As of March 31 this year, 79 per cent of the total 4,376 cases under IBC had been pending for more than 270 days, and the average time taken for the completion of insolvency resolution was 492 days. This delay, experts said, was another reason for the low interest of bidders in India’s stressed assets market.
“When the IBC was envisaged, the initial plan was to have a strict timeline of 180 days, with no exceptions. After objections from stakeholders, only adjudicating authorities were given the power to extend it by another 90 days on their discretion in only very specific cases. Now the timeline is 330 days and counting. The value of assets erodes over time, leaving no bidder interested,” a resolution professional said, asking not to be named.
The Insolvency and Bankruptcy Board of India and Ministry of Corporate Affairs had not responded to emails asking for the reasons for the delays or the haircuts taken by lenders by press time.
The lag between the firm’s first default and lenders referring it to NCLT under IBC is another reason for the low recoveries, experts said.
“If CIRP process can be completed within prescribed timelines, it will build confidence in bidders on the certainty of the process, and will lead to overall maximisation of value for all stakeholders,” Rajiv Chandak, partner at Deloitte India, said.

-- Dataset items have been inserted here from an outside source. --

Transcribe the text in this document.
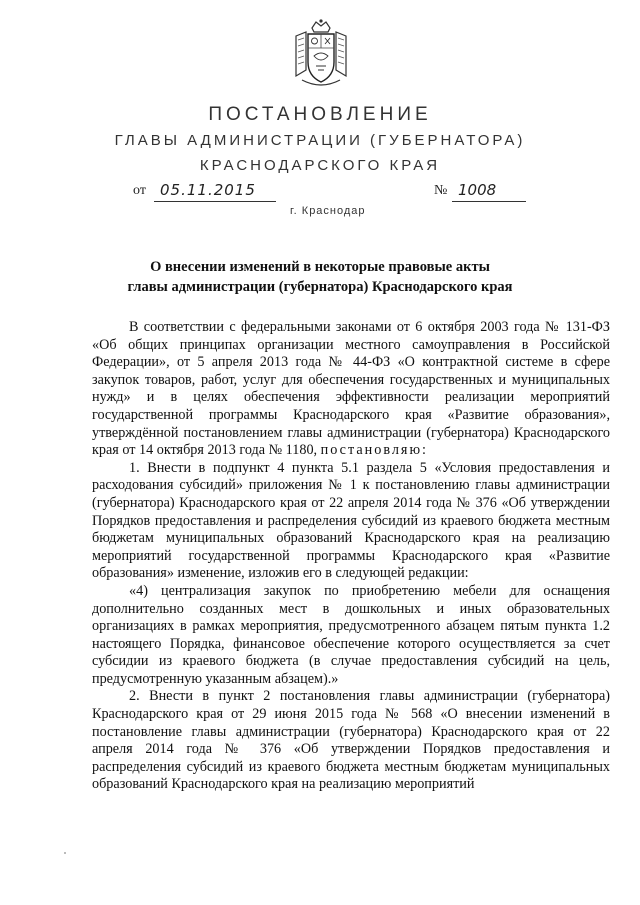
ПОСТАНОВЛЕНИЕ
ГЛАВЫ АДМИНИСТРАЦИИ (ГУБЕРНАТОРА)
КРАСНОДАРСКОГО КРАЯ
от 05.11.2015	№ 1008
г. Краснодар
О внесении изменений в некоторые правовые акты
главы администрации (губернатора) Краснодарского края

В соответствии с федеральными законами от 6 октября 2003 года № 131-ФЗ «Об общих принципах организации местного самоуправления в Российской Федерации», от 5 апреля 2013 года № 44-ФЗ «О контрактной системе в сфере закупок товаров, работ, услуг для обеспечения государственных и муниципальных нужд» и в целях обеспечения эффективности реализации мероприятий государственной программы Краснодарского края «Развитие образования», утверждённой постановлением главы администрации (губернатора) Краснодарского края от 14 октября 2013 года № 1180, постановляю:

1. Внести в подпункт 4 пункта 5.1 раздела 5 «Условия предоставления и расходования субсидий» приложения № 1 к постановлению главы администрации (губернатора) Краснодарского края от 22 апреля 2014 года № 376 «Об утверждении Порядков предоставления и распределения субсидий из краевого бюджета местным бюджетам муниципальных образований Краснодарского края на реализацию мероприятий государственной программы Краснодарского края «Развитие образования» изменение, изложив его в следующей редакции:

«4) централизация закупок по приобретению мебели для оснащения дополнительно созданных мест в дошкольных и иных образовательных организациях в рамках мероприятия, предусмотренного абзацем пятым пункта 1.2 настоящего Порядка, финансовое обеспечение которого осуществляется за счет субсидии из краевого бюджета (в случае предоставления субсидий на цель, предусмотренную указанным абзацем).»

2. Внести в пункт 2 постановления главы администрации (губернатора) Краснодарского края от 29 июня 2015 года № 568 «О внесении изменений в постановление главы администрации (губернатора) Краснодарского края от 22 апреля 2014 года № 376 «Об утверждении Порядков предоставления и распределения субсидий из краевого бюджета местным бюджетам муниципальных образований Краснодарского края на реализацию мероприятий
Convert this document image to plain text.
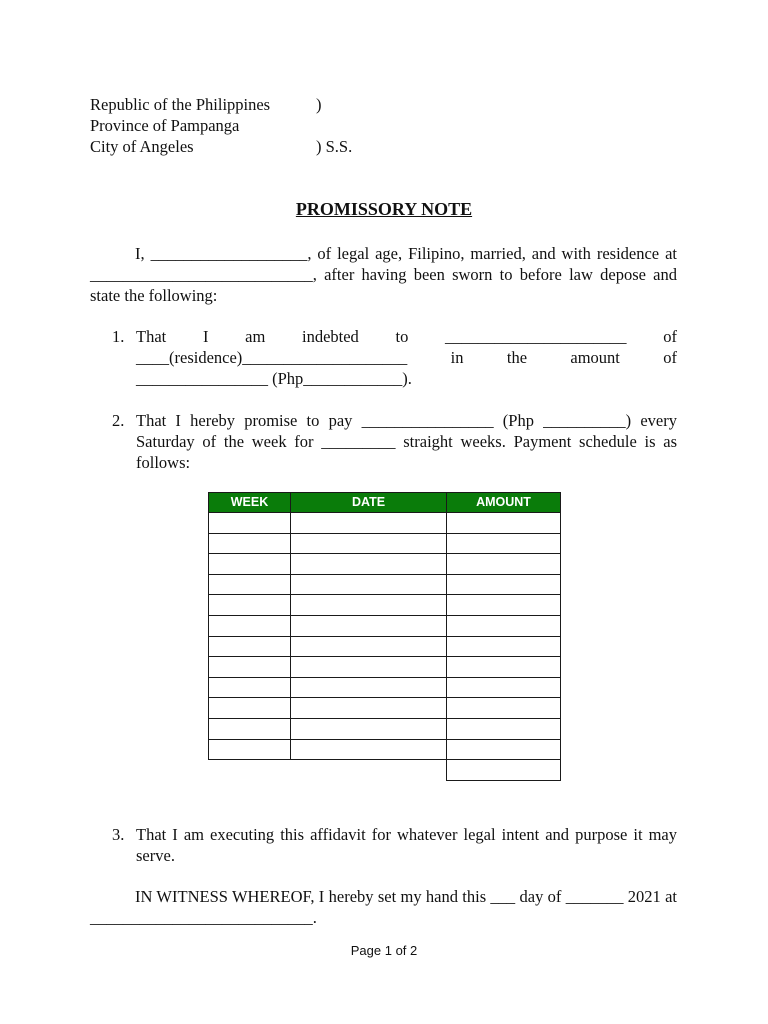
Republic of the Philippines	)
Province of Pampanga
City of Angeles	) S.S.
PROMISSORY NOTE
I, ___________________, of legal age, Filipino, married, and with residence at ___________________________, after having been sworn to before law depose and state the following:
1. That I am indebted to ______________________ of
____(residence)____________________	in	the	amount	of
________________ (Php____________).
2. That I hereby promise to pay ________________ (Php __________) every Saturday of the week for _________ straight weeks. Payment schedule is as follows:
WEEK	DATE	AMOUNT

3. That I am executing this affidavit for whatever legal intent and purpose it may serve.
IN WITNESS WHEREOF, I hereby set my hand this ___ day of _______ 2021 at ___________________________.
Page 1 of 2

Delays in completion of CIRP has hit operational creditors more than financial creditors. Over the last five years, OCs have managed to recoup only 13.9 per cent of their total admitted claims, having lost more than Rs 5.17 lakh crore in all, the data show.
For example, in cases where the admitted claims were over Rs 5,000 crore, OCs recovered only 12.5 per cent of their total admitted claims. In at least 58 of the 348 cases where a resolution plan had been approved until March 31, 2021, operational creditors recovered nothing, even as financial creditors managed to recover a substantial portion of the dues owed to them.

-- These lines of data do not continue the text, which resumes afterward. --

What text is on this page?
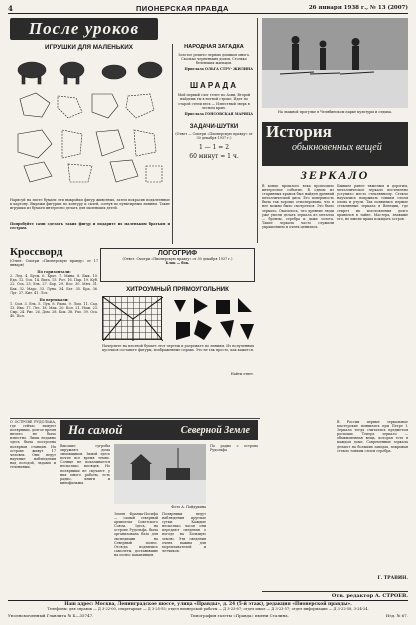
4	ПИОНЕРСКАЯ ПРАВДА	26 января 1938 г., № 13 (2007)
После уроков
ИГРУШКИ ДЛЯ МАЛЕНЬКИХ
Нарисуй на листе бумаги эти выкройки фигур животных, затем покрасив подклеенные к картону. Вырежи фигурки по контуру и склей, согнув по пунктирным линиям. Такие игрушки из бумаги интересно делать для маленьких детей.
Попробуйте сами сделать таких фигур и подарите их маленьким братьям и сестрам.
НАРОДНАЯ ЗАГАДКА
Золотое решето черных домиков много. Сколько черненьких домов, Столько беленьких жильцов.
Прислала ОЛЬГА СТРУ- ЖИЛИНА
ШАРАДА
Мой первый слог течет по Азии, Второй найдешь ты в нотной строке, Идет по старой степи весь — Известный зверь в лесном краю.
Прислала ГОНСОВСКАЯ МАРИЦА
ЗАДАЧИ-ШУТКИ
(Ответ — Смотри «Пионерскую правду» от 30 декабря 1937 г.)
1 — 1 = 2
60 минут = 1 ч.
Кроссворд
(Ответ. Смотри «Пионерскую правду» от 17 января)
По горизонтали:
2. Лед. 4. Бусы. 6. Брат. 7. Мина. 8. Бык. 10. Еда. 12. Ось. 14. Вата. 15. Рот. 16. Пар. 19. Куб. 22. Оса. 25. Ель. 27. Бор. 29. Нос. 30. Мяч. 31. Бак. 32. Марс. 33. Луна. 34. Бег. 35. Бра. 36. Луг. 37. Кит. 41. Лот.
По вертикали:
1. Сом. 3. Ель. 5. Лук. 8. Рама. 9. Лом. 11. Сад. 13. Ива. 17. Лес. 18. Мак. 20. Кол. 21. Нож. 23. Сыр. 24. Рис. 26. Дом. 28. Бок. 38. Ухо. 39. Оса. 40. Пол.
ЛОГОГРИФ
(Ответ. Смотри «Пионерскую правду» от 30 декабря 1937 г.)
Блок — бок.
ХИТРОУМНЫЙ ПРЯМОУГОЛЬНИК
Начертите на плотной бумаге этот чертеж и разрежьте по линиям. Из полученных кусочков составьте фигуры, изображенные справа. Это не так просто, как кажется.
Найти ответ.
На лыжной прогулке в Челябинском парке культуры и отдыха.
История
обыкновенных вещей
ЗЕРКАЛО
В конце прошлого века произошло интересное событие. В одном из старинных храмов был найден древний металлический диск. Его поверхность была так хорошо отполирована, что в нее можно было смотреться. Это было зеркало. Оказалось, что древние люди уже умели делать зеркала из металла — бронзы, серебра и даже золота. Такие зеркала часто служили украшением и очень ценились.
Бывшее ранее тяжелым и дорогим, металлическое зеркало постепенно уступило место стеклянному. Стекло научились покрывать тонким слоем олова и ртути. Так появились первые стеклянные зеркала в Венеции, где секрет их изготовления долго хранился в тайне. Мастера, знавшие его, не имели права покидать остров.
В России первые зеркальные мастерские появились при Петре I. Зеркала тогда считались предметом роскоши. Теперь зеркало — обыкновенная вещь, которая есть в каждом доме. Современные зеркала делают на больших заводах, покрывая стекло тонким слоем серебра.
Г. ТРАВИН.
О ОСТРОВЕ РУДОЛЬФА, где сейчас зимуют полярники, долгое время ничего не было известно. Лишь недавно здесь была построена полярная станция. На острове живут 17 человек. Они ведут научные наблюдения над погодой, льдами и течениями.
На самой	Северной Земле
Высокие сугробы окружают дома зимовщиков. Зимой здесь почти все время темно. Солнце не показывается несколько месяцев. Но полярники не скучают: у них много работы, есть радио, книги и кинофильмы.
Фото А. Пойдукина
Земля Франца-Иосифа — самый северный архипелаг Советского Союза. Здесь, на острове Рудольфа, была организована база для экспедиции на Северный полюс. Отсюда поднялись самолеты, доставившие на полюс папанинцев.
Полярники ведут наблюдения круглые сутки. Каждые несколько часов они передают сведения о погоде на Большую землю. Эти сведения очень важны для мореплавателей и летчиков.
По радио с острова Рудольфа
Отв. редактор А. СТРОЕВ.
Наш адрес: Москва, Ленинградское шоссе, улица «Правды», д. 24 (5-й этаж), редакция «Пионерской правды».
Телефоны: для справок — Д 3-22-00, секретариат — Д 3-25-55; отдел пионерской работы — Д 3-23-67; отдел школ — Д 3-23-57; отдел информации — Д 3-22-58, 3-24-24.
Уполномоченный Главлита № Б—35747.	Типография газеты «Правда» имени Сталина.	Изд. № 67.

IBC prioritises recoveries for both public and private sector banks, NBFCs, and other financial creditors over operational creditors. Only financial creditors have representations on most Committee of Creditors (CoC) formed for selecting and approving the bids of the companies, and have priority over operational creditors in distributions of assets if the company is sent to liquidation.
An expert who did not wish to be quoted said that the IBC gives operational creditors lower priority than insolvency laws in other jurisdictions.
“Developed jurisdictions put operational creditors on par with unsecured financial creditors. Ideally, payments to unsecured financial creditors and operational creditors should be on a pro-rata basis,” the expert said.
The issue of massive haircuts taken by lenders of companies under CIRP has also been raised by adjudicating authorities such as the NCLT. Last month, the Mumbai bench of NCLT, while approving the plan submitted by Twin Star Technologies, raised questions over the Vedanta Group’s Rs 2,962 crore bid for 13 Videocon Group companies, noting that the applicant was paying “almost nothing”.
Creditors of companies that went into liquidation fared worse, having received only 3.4 per cent, or Rs 601.7 crore, against claims of Rs 17,514.3 crore in 138 cases of liquidation that were completed at the end of FY21. Another 1,037 firms are currently undergoing liquidation proceedings under the IBC.
The recovery rate is likely to slip further as the IBC regime reopens after a one-year pause, according to experts. “The general economic downturn will make bidders more skeptical about the RoI (return on investment) that they will get even if the corporate debtor is available for very little,” one of the experts quoted above said.